"Our backpacks were 25 kg heavy, and we had to fix all ropes from Camp 2 till the top." (Click to enlarge).
Capture the pain, the doubt, the fear - and the triumph. Image of Maxut on the summit of Dhaulagiri, courtesy of Russian Climb (click to enlarge).
Lack of funds made the two climbers simply walk to Dhaulagiri and Annapurna, and climb each in one single push. Image from Dhaula courtesy of RussianClimb (click to enlarge).
"When we returned from the top to C4 by 7:00 pm, there was no tent to be seen it was completely buried in fresh snow. We had to dig it out; it was 9:00 pm when we could finally enter the tent. Image courtesy of RussianClimb (click to enlarge).

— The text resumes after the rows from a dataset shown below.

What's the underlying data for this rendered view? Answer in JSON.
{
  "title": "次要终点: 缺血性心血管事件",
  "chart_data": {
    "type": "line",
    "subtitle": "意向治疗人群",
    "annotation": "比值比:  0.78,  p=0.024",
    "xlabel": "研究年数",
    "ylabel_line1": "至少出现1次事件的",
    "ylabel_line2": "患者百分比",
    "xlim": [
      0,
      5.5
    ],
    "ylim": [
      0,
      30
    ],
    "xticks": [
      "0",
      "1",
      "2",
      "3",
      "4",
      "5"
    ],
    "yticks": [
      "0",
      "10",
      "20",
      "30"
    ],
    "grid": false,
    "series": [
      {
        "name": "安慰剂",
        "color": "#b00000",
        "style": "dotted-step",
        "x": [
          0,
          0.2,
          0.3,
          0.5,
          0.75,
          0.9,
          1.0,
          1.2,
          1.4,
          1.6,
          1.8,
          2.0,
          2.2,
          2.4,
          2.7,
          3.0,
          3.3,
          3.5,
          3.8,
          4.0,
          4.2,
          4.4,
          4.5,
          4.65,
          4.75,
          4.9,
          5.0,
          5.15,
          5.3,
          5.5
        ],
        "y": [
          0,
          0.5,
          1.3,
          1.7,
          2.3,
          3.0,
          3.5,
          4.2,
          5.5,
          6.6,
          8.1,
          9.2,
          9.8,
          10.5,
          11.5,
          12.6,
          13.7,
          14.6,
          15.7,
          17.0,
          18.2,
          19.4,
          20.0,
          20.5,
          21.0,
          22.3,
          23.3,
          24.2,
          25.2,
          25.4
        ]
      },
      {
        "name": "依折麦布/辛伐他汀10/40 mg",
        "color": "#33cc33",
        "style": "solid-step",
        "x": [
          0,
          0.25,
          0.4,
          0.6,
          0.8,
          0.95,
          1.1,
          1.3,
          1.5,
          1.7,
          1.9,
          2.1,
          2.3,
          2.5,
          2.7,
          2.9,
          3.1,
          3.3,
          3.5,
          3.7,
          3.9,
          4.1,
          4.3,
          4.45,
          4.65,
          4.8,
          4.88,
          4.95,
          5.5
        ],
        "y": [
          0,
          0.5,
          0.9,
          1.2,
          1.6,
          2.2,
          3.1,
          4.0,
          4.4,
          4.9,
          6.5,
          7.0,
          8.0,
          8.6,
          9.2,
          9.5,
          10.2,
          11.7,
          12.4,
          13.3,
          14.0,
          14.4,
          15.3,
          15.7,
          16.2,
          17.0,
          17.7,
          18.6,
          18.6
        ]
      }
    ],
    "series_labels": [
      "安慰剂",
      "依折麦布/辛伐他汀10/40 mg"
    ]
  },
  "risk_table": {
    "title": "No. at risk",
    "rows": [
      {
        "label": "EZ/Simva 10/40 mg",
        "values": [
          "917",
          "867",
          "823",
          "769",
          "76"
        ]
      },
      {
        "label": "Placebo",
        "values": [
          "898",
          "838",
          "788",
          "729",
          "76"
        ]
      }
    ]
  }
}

"Now we are going down to Marpha for our trek to Annapurnas Base Camp. If the weather holds, we hope to reach BC in 10 days. All pictures by the Kazakh team courtesy of Russian Climb (click to enlarge).
Dhaulagiri - Kazakh young guns' debrief: Summit in a perfect storm
Posted: May 04, 2006 01:35 pm EDT
(MountEverest.net) Young Kazakh guns Maxut Zhumayev and Vassiliy Pivtsov are safely back in BC, and according to their website, very tired.
The pair led a remarkable climb up to the summit of Dhaulagiri in full-storm conditions last Tuesday. They reached the summit in spite of high winds and lightning. On the way up, they fixed all the ropes they had, then unburied some old ones to use at difficult points leaving the route fixed and ready for all other teams currently on the mountain.
Despite exhaustion, the guys managed to send a small report and some pictures to Russian Climb. Now they will walk (probably because they cant afford to hire a chopper) to Annapurna, their second goal this season. The guys are barely 30 years old, but each already has nine 8000ers under his belt.
Fixing team at work
We descended to the Base Camp yesterday evening, very tired, Maxut told Russian Climb earlier today. Our backpacks were 25 kg heavy, and we had to fix all ropes from Camp 2 till the top. We carried along a lot of rope, but it wasn't enough - we had to dig out some old ropes from the snow, and bring them up in order to fix some difficult sections. Now the entire (normal) route on the West ridge is fixed.
We stopped at four camps on the way: First at 5800 m, second at 6600 m, third at 7200 m, and our highest camp at 7400 m.
21-hour summit day in a perfect storm
"Our summit day started from C4 (7400m) at 00:30 am. We reached the top of the West ridge at about 1:00 pm. It was there when the storm burst around us, with thunder and very strong wind. We reached the top at 4:00pm and returned to C4.
When we got there by 7:00 pm, there was no tent to be seen it was completely buried in fresh snow. We had to dig it out; it was 9:00pm (21 hours after the pair started out) when we could finally enter the tent.
"Now we are going down to Marpha for our trek to Annapurnas Base Camp. If the weather holds, we hope to reach BC in 10 days.
Story corrected on May 19, 2006. Dhaulagiri is the climbers' 9th 8000er, not the 10th as we originally published.
Maxut Zhumayev, although barely 30 years old, has now summited nine 8000ers (including Kangchenjunga and Makalus West ridge) - all of them without supplementary O2. Vassiliy Pivtsov is Maxut's regular climbing buddy with pretty much the same track record.
The climbers are part of a National team of Kazakhstan climbers whose intent is to summit all fourteen 8,000m peaks in time to commemorate the 15th anniversary of the country's independence from the USSR this December 2006.
The Kazakhstan National climbing team has already summited Dhaulagiri, and while they want to help the team achieve their goal, Maxut and Vassiliy have climbing ambitions of their own. Regardless, Dhaulagiri is a good, close-by peak to get acclimatized on before giving a try to dangerous Annapurna.
Already in 2003, the Kazakh National 3 in 1 team, with Maxut and Vassiliy as members, managed to accomplish 2 out of 3 peaks in one summer, Nanga Parbat and Broad; the first of which they ascended in a scant 15 or 16 days. By then, the young pair had already summited both Gasherbrums, Shisha Pangma and the highly difficult Kangchenjunga.
In 2004, the Kazaks ascended Makalu's West Pillar. In spring 2005, Maxut and Vassiliy showed up on Cho Oyu (despite the air company losing some of their gear) and accomplished one of the first summits of the season. In summer they went for K2 and launched two amazingly bold attempts in very bad conditions. Finally they had to call the expedition off - not because the mountain won them over - but because someone stole much of their equipment in the peak's lower camps.